Adele's 2008 album 19 drops from #17 to #26 in its 130th week on the chart. The album logs its 36th week at #1 on Top Catalog Albums.

Reba McEntire this week becomes just the second female country artist to top the 30 million mark in album sales since Nielsen SoundScan started tracking sales for Billboard in 1991. Shania Twain is #1 with sales of 34,175,000. But keep in mind that McEntire was a force in country music for nearly 10 years before Nielsen SoundScan scanned its first bar code. (She first hit Top Country Albums in October 1981 with Heart To Heart.) Twain's tally, on the other hand, counts every album she ever sold. (She first charted in July 1993 with Shania Twain.)

Adele's Live At The Royal Albert Hall is #1 on Top Music Videos for the 20th straight week. It's just two weeks away from tying Whitney Houston's The #1 Video Hits from 1986 for the longest run at #1 by a female artist in the chart's 27-year history.
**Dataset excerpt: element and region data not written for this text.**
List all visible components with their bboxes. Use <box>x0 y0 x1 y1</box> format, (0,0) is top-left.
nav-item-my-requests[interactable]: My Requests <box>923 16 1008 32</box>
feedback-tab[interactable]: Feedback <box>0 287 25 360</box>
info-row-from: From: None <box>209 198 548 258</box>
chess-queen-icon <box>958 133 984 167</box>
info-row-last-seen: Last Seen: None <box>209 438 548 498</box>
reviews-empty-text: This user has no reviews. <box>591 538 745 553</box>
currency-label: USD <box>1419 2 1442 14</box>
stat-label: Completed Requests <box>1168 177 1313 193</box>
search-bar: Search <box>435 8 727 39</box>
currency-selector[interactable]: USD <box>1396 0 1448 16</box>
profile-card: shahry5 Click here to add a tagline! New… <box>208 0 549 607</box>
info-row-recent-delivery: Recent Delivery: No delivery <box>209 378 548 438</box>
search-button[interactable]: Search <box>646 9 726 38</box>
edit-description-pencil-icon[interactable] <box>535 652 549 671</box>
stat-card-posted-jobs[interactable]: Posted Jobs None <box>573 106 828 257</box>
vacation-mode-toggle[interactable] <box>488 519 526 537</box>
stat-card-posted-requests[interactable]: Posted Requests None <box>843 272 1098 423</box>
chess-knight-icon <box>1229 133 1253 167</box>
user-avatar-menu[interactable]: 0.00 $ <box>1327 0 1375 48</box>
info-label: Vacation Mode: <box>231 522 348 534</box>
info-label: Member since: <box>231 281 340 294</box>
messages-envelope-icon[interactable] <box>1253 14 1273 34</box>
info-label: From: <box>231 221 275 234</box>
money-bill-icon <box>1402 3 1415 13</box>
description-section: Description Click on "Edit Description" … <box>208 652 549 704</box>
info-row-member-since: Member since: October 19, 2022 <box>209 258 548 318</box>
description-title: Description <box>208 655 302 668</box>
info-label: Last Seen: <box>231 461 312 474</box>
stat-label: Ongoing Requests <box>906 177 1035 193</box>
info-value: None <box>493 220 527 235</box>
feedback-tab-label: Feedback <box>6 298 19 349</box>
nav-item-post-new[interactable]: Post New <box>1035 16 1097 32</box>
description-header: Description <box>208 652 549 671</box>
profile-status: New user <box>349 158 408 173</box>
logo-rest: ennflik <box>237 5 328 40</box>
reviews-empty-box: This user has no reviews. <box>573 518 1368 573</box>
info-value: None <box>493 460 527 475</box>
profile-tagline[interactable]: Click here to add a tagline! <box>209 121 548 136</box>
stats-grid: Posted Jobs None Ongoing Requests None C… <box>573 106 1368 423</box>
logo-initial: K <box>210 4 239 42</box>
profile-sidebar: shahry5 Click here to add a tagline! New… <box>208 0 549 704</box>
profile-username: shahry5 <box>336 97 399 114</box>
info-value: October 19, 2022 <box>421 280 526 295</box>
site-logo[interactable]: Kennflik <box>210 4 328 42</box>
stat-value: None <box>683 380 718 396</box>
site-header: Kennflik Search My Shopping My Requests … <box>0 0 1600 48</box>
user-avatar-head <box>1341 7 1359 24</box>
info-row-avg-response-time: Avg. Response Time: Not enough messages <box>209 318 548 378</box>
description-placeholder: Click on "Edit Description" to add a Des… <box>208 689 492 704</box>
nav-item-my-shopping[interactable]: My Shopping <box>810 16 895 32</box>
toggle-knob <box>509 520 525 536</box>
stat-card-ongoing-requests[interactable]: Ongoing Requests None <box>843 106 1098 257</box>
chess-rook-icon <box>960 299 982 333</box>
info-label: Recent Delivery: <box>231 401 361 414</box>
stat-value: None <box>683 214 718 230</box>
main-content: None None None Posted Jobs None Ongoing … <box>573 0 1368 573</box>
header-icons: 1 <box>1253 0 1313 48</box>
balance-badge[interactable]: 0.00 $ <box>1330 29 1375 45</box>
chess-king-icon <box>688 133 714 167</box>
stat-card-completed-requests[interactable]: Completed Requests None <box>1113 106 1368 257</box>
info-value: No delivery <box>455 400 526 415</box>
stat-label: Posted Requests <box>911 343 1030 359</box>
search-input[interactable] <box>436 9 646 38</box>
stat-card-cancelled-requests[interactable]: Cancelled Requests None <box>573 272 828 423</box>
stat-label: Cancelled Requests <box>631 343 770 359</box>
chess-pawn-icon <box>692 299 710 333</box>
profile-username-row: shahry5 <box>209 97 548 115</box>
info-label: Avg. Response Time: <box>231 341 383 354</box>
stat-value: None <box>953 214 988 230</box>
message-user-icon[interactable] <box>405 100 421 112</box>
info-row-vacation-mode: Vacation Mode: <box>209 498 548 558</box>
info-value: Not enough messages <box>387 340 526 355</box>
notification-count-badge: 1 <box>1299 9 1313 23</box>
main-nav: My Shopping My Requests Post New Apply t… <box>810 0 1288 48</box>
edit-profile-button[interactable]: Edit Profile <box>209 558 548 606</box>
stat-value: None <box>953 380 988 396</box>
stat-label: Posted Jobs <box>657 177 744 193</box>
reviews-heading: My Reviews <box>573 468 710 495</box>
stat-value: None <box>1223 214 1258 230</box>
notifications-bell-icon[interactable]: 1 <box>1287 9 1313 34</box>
Adele's DVD sold 11K copies this week, bringing its total to 805K.

Coming Attractions: Jason Mraz's Love Is A Four Letter Word is in a tight race with Lionel Richie's album for #1 next week. Both albums will sell in the 100K range. Train's California 37 will probably open at #4, with sales in the 70K range. Look for Pluto, the debut by hip hop artist Future to open at #7, with sales in the 35K range. Look for top 20 debuts by Jack Johnson & Friends' Best Of Kokua Festival and Neon Trees' Picture Show.